Serenissimus specified to his governors precisely how these settlers were to be welcomed at the end of their long journeys. 'The new subjects who don't know our language or customs demand defence and protection ...', he told his Crimean Governor Kahovsky. The Prince certainly decided the settlers' destinies on a whim: 'I offered to settle them on the left bank of the Dnieper. But now I think it would be easier to move them into the empty Greek lands in Taurida itself where there are already buildings.'4 He was constantly thinking of ways to improve their lot: 'Be so kind as to distribute bullocks, cows and horses, left behind by departing Taurida Tartars, among the new settlers,' he ordered Kahovsky, 'trying, not merely to be equable, but to help the poor.'5 To the Governor of Ekaterinoslav, Sinelnikov, he commanded each family to receive the same plus eight desyatins of land per head. 'A further 40 families are now coming down the Dnieper; do not fail to receive them yourself .. Л6 Again, this personal greeting by a busy governor sounds more like touchy-feely modern welfare than military settlement on Russian steppes.

Potemkin is often accused of abandoning these people to their fates. He could not see everything and his officials frequently lied to him. This was the reason he was perennially on the road - to ensure nothing was concealed from him.

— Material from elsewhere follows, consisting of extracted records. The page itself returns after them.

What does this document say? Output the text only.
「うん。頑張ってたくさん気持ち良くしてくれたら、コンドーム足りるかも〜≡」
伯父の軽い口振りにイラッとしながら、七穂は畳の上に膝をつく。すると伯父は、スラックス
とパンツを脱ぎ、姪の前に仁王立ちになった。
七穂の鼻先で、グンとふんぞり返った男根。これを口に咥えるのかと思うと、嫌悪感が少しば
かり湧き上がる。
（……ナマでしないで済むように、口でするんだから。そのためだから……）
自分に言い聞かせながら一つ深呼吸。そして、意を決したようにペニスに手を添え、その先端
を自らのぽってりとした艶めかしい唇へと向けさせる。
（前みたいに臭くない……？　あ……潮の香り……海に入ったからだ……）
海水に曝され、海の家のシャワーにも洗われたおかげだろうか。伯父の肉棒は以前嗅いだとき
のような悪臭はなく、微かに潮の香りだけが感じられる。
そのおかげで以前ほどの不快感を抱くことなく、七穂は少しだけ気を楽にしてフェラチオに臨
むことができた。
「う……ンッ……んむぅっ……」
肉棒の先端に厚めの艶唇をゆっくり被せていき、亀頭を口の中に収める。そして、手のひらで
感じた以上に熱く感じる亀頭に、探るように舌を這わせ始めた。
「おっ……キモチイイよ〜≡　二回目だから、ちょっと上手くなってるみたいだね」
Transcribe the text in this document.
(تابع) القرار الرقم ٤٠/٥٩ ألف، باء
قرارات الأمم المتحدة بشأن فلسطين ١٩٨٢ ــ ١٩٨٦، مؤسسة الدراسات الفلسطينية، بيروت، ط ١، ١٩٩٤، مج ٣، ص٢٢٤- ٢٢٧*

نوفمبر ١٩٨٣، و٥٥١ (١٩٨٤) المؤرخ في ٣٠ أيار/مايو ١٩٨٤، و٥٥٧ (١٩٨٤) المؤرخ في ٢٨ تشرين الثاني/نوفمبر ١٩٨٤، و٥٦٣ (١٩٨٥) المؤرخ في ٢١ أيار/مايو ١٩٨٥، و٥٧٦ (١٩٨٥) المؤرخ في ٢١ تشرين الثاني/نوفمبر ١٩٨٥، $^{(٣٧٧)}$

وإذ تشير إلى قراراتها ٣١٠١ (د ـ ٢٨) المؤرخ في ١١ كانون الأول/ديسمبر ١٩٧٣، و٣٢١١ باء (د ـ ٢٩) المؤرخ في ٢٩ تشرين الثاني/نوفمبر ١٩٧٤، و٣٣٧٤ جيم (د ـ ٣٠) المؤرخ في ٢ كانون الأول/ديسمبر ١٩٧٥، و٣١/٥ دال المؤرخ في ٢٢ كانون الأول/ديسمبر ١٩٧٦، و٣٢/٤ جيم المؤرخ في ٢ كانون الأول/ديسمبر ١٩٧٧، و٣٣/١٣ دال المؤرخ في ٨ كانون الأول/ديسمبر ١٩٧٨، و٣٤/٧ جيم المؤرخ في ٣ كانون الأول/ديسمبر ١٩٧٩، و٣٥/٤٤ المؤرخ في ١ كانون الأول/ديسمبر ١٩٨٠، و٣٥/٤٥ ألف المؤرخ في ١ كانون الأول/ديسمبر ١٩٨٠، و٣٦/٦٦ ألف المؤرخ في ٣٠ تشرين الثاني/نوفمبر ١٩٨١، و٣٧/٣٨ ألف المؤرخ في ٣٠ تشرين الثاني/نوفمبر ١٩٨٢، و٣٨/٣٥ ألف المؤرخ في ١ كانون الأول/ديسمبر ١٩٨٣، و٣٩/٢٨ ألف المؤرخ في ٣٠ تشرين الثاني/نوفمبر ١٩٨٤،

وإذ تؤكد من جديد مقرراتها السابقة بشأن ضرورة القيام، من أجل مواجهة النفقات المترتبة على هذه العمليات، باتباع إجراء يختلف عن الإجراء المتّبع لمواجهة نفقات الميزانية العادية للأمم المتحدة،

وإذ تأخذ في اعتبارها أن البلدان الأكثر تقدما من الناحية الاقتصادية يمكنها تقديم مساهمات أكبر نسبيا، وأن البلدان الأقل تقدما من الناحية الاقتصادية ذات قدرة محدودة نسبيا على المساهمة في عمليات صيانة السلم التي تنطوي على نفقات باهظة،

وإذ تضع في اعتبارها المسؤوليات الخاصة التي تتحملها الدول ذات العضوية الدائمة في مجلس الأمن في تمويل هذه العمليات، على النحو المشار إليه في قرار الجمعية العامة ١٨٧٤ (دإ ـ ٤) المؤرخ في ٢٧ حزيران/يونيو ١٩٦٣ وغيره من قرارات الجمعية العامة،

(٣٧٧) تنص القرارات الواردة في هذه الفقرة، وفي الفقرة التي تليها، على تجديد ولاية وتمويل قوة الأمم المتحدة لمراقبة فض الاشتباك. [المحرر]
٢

Nonetheless there must have been thousands of little miseries for some of these people. The departure of some of the settlers from the Crimea 'proves their unhappiness', Potemkin wrote to Kahovsky. 'Understand the reasons for it and carry out your duties with firmness, satisfying the offended.'7 His military order to 'understand' demonstrates the contradiction of trying to foster psychological sensitivity by military command.

However, many others settled happily. The archives prove that, whenever Potemkin found a lapse, he reacted immediately, like the note to Kahovsky in which he suggested five ways to overcome the villagers' 'great privations' because the state had failed to provide enough cattle: 'Only three pairs of oxen, one plough and one cart have been given to four or even more families ... '.8 It is remarkable to find the co-ruler of an empire actually ordering his generals to correct such a mistake and give a certain number of oxen to a specific peasant family in one village. That is what happened again and again.